If you ever come to Venice I hope you have the awesome experience of arriving by ship, a ship big enough to see over the tree tops and roof lines revealing the myriad, meandering canals of this city that was a major seat of power in the 9th century and has been welcoming tourists for at least 400 years.
Venice's major thoroughfares are canals with 400 bridges under which the gondoliers must duck. If you think urban parking is a problem, think about parking your own personal boat near your apartment! Navigating around Venice is by landmarks, not streets, or even addresses.
Getting around, other than by foot, is best accomplished on a vaporetto, or water bus, that carries about 100 people for about $9.00. Water taxis cost between $65-100, regardless of destination. Then there are the Gondolas. They are the equivalent of taking a horse-drawn carriage ride in NYC or Chicago. They run about $100-125 in the day time. Add 25% if you want to ride after 8:00 p.m. Add another $50.00 if you want to be serenaded.
There are as many pigeons in the squares as there are tourists! Vendors even sell little bags of corn for $1.30 so you can feed the pigeons. If you hold out your hand filled with corn, the pigeons will sit in your hand (or atop your head) to feed. I have a pix of a man in a wheel chair with probably 6 pigeons sitting on various parts of him feasting away. Of course with all those pigeons, ground and air born poop is abundant.

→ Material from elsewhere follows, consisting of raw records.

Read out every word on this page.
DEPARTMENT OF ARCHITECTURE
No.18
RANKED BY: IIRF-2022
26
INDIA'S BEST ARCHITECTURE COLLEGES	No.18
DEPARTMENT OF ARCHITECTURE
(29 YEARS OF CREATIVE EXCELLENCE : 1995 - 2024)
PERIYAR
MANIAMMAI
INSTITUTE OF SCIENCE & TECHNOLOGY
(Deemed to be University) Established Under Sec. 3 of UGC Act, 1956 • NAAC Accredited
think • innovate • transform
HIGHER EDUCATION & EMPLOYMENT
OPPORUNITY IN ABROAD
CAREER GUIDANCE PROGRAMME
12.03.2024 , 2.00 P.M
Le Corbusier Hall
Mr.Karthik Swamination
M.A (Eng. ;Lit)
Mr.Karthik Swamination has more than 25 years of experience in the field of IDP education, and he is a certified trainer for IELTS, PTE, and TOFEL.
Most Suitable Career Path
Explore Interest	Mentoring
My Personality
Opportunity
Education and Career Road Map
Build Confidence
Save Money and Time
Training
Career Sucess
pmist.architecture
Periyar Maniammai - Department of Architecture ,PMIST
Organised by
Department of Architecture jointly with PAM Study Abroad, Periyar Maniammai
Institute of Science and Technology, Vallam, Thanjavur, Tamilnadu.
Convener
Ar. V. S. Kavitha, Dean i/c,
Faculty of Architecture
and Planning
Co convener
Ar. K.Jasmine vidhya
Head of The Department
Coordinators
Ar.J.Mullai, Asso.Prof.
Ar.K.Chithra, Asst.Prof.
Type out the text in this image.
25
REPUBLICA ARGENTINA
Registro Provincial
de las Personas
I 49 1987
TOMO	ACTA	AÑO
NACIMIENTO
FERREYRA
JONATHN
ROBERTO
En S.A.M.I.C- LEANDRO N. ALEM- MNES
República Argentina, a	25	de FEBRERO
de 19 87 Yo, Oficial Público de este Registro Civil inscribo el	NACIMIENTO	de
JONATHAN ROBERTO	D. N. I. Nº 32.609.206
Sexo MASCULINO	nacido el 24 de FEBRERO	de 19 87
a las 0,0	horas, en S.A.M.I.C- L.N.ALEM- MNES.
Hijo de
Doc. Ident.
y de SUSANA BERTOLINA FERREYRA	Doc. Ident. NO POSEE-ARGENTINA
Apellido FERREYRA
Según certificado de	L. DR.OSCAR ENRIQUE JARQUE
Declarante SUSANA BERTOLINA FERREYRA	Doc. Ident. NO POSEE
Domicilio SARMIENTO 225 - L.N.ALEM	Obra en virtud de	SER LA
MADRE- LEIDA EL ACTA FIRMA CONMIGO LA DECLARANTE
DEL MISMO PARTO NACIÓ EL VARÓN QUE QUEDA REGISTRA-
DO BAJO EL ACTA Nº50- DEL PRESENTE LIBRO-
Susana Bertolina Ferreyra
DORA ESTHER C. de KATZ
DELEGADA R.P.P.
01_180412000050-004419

We spent time on St. Mark's Square Saturday afternoon--touring the Basilica, for which the square is named, and wandering the streets and alleys wide enough in places for only single file, two-way pedestrian traffic. Also on the Square is the Doge's Palace (Duke), the Correr Museum, the Campanile (dramatic bell tower) and the Clock Tower. The time is hammered out by two bronze men (Moors) with mallets. In the 17th century an unsuspecting roof-top worker was knocked to his death by the hammer-slinging bronze robot. Probably the first death attributable to a robot.
We have a full day, Sunday the 10th, to poke around Venice before an early to bed, early to rise on Monday the 11th departing Venice for Madrid at 7:50 a.m. (12:50 a.m. Chicago time). Then non-stop from Madrid to Chicago. Monday will be a day of endless sunlight for me as I'll land in Chicago and then board another plane for San Diego arriving there at 10:30 p.m. PT or 7:30 a.m. Tuesday Venice time. YIKES!! hope my black-out mask, ear plugs, and No Jet Lag homeopathics do their trick.